Così che il Paese risulta diviso più dalla cultura che dalla tecnologia e ciò sollecita a pensare che la via più rapida per arrivare al computer, magico simbolo del progresso nel ventunesimo secolo, testimonianza divinizzata di modernità, sia una istruzione che del computer poco si preoccupa. Per la sua utilità esso infatti seguirà naturalmente, come senza incentivi e senza bisogno di pubblicità progresso si è finora tanto velocemente diffuso. C´è un altro dato interessante nell´indagine Censis a questo proposito.

Che un quarto di chi possiede il computer non lo usa, così come un terzo dei proprietari dei videoregistratori. Ovvero, se manca uno stimolo, una domanda cui esso possa rispondere, l´attrezzo, pur disponibile, rimane inutilizzato. Il problema dunque è la domanda, è la capacità di porla che va stimolata.
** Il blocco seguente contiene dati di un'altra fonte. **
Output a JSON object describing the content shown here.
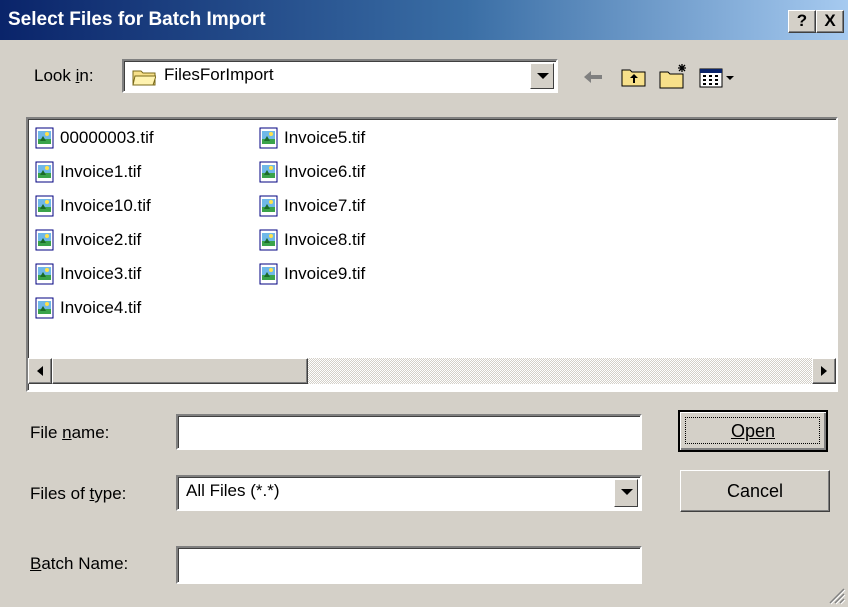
{
  "title": "Select Files for Batch Import",
  "title_buttons": {
    "help": "?",
    "close": "X"
  },
  "look_in": {
    "label": "Look in:",
    "folder": "FilesForImport"
  },
  "toolbar": [
    "back-icon",
    "up-folder-icon",
    "new-folder-icon",
    "view-menu-icon"
  ],
  "files": {
    "column1": [
      "00000003.tif",
      "Invoice1.tif",
      "Invoice10.tif",
      "Invoice2.tif",
      "Invoice3.tif",
      "Invoice4.tif"
    ],
    "column2": [
      "Invoice5.tif",
      "Invoice6.tif",
      "Invoice7.tif",
      "Invoice8.tif",
      "Invoice9.tif"
    ]
  },
  "file_name": {
    "label": "File name:",
    "value": ""
  },
  "files_of_type": {
    "label": "Files of type:",
    "value": "All Files (*.*)"
  },
  "batch_name": {
    "label": "Batch Name:",
    "value": ""
  },
  "buttons": {
    "open": "Open",
    "cancel": "Cancel"
  },
  "colors": {
    "titlebar_start": "#0a246a",
    "titlebar_end": "#a6caf0",
    "face": "#d4d0c8"
  }
}
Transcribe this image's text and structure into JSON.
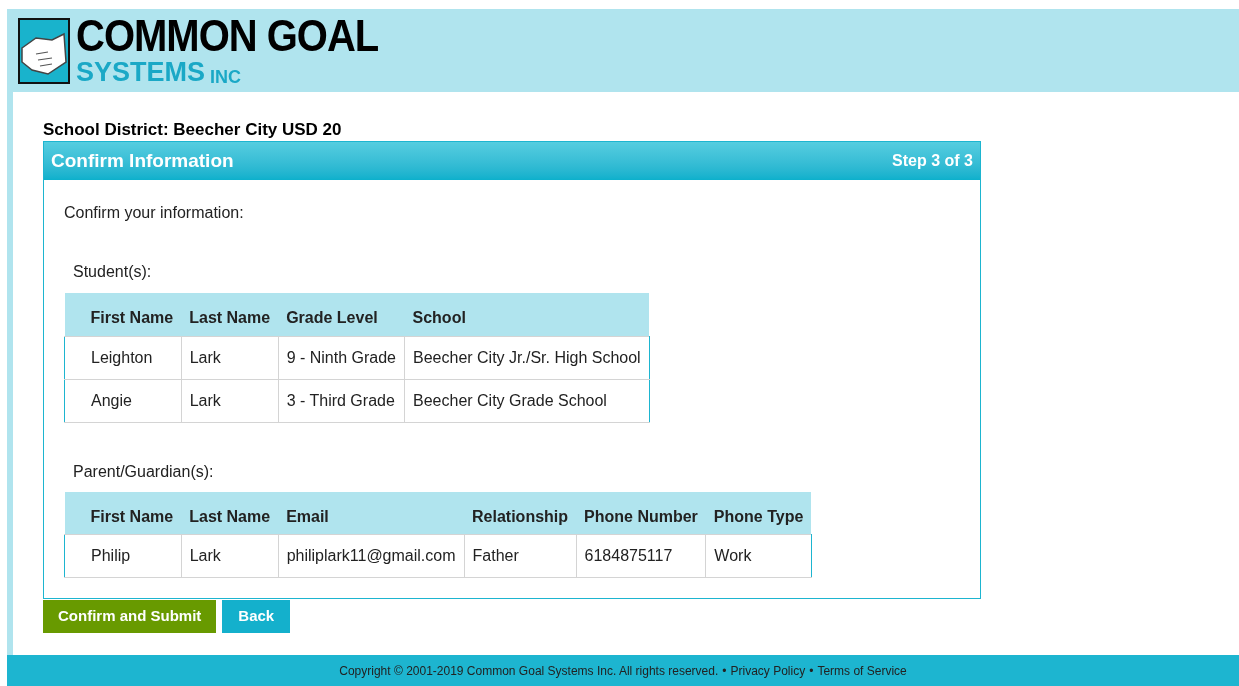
{
  "logo": {
    "line_1": "COMMON GOAL",
    "line_2": "SYSTEMS",
    "line_2_suffix": "INC"
  },
  "district": "School District: Beecher City USD 20",
  "panel": {
    "title": "Confirm Information",
    "step": "Step 3 of 3",
    "intro": "Confirm your information:"
  },
  "students": {
    "label": "Student(s):",
    "columns": [
      "First Name",
      "Last Name",
      "Grade Level",
      "School"
    ],
    "rows": [
      [
        "Leighton",
        "Lark",
        "9 - Ninth Grade",
        "Beecher City Jr./Sr. High School"
      ],
      [
        "Angie",
        "Lark",
        "3 - Third Grade",
        "Beecher City Grade School"
      ]
    ]
  },
  "guardians": {
    "label": "Parent/Guardian(s):",
    "columns": [
      "First Name",
      "Last Name",
      "Email",
      "Relationship",
      "Phone Number",
      "Phone Type"
    ],
    "rows": [
      [
        "Philip",
        "Lark",
        "philiplark11@gmail.com",
        "Father",
        "6184875117",
        "Work"
      ]
    ]
  },
  "buttons": [
    {
      "label": "Confirm and Submit",
      "kind": "primary"
    },
    {
      "label": "Back",
      "kind": "secondary"
    }
  ],
  "footer": {
    "copyright": "Copyright © 2001-2019 Common Goal Systems Inc. All rights reserved.",
    "separator_1": "•",
    "link_1": "Privacy Policy",
    "separator_2": "•",
    "link_2": "Terms of Service"
  }
}
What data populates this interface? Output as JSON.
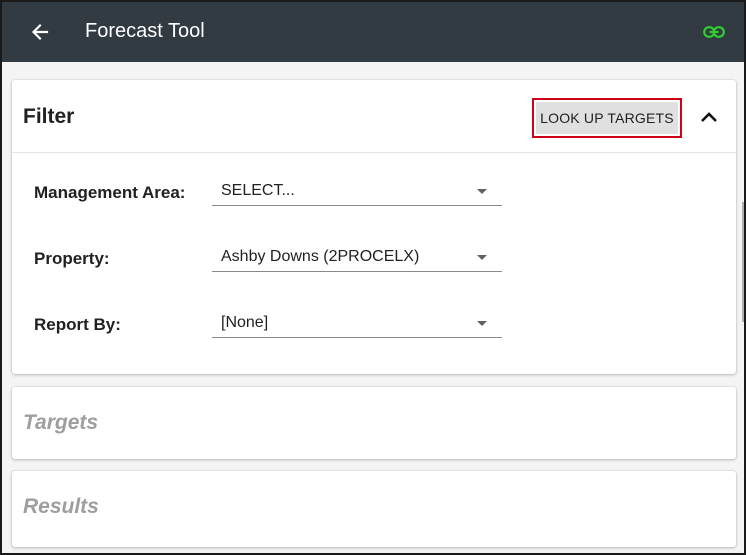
{
  "app_bar": {
    "title": "Forecast Tool",
    "back_icon": "arrow-left-icon",
    "link_icon": "link-icon",
    "link_icon_color": "#2fd12f",
    "background_color": "#323a42"
  },
  "filter": {
    "title": "Filter",
    "lookup_button_label": "LOOK UP TARGETS",
    "lookup_highlight_color": "#d0021b",
    "collapse_icon": "chevron-up-icon",
    "fields": {
      "management_area": {
        "label": "Management Area:",
        "value": "SELECT..."
      },
      "property": {
        "label": "Property:",
        "value": "Ashby Downs (2PROCELX)"
      },
      "report_by": {
        "label": "Report By:",
        "value": "[None]"
      }
    }
  },
  "targets": {
    "title": "Targets"
  },
  "results": {
    "title": "Results"
  }
}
Poi, le vie, informatiche o tradizionali per darle risposta, ciascuno saprà trovarle da sé. E sarà chi legge libri a usare di più e meglio anche il computer. Diversamente procedendo, la stessa abbondanza di mezzi di informazione, anche se tecnicamente padroneggiabili, finirà per creare confusione e disorientamento, come il Censis infatti già ora sottolinea possa accadere. Insomma, la società informatizzata richiede più consapevolezza culturale, più memoria storica e senso dell´identità, di quella tradizionale.

 Sembra un paradosso, è solo la constatazione dell´evidenza.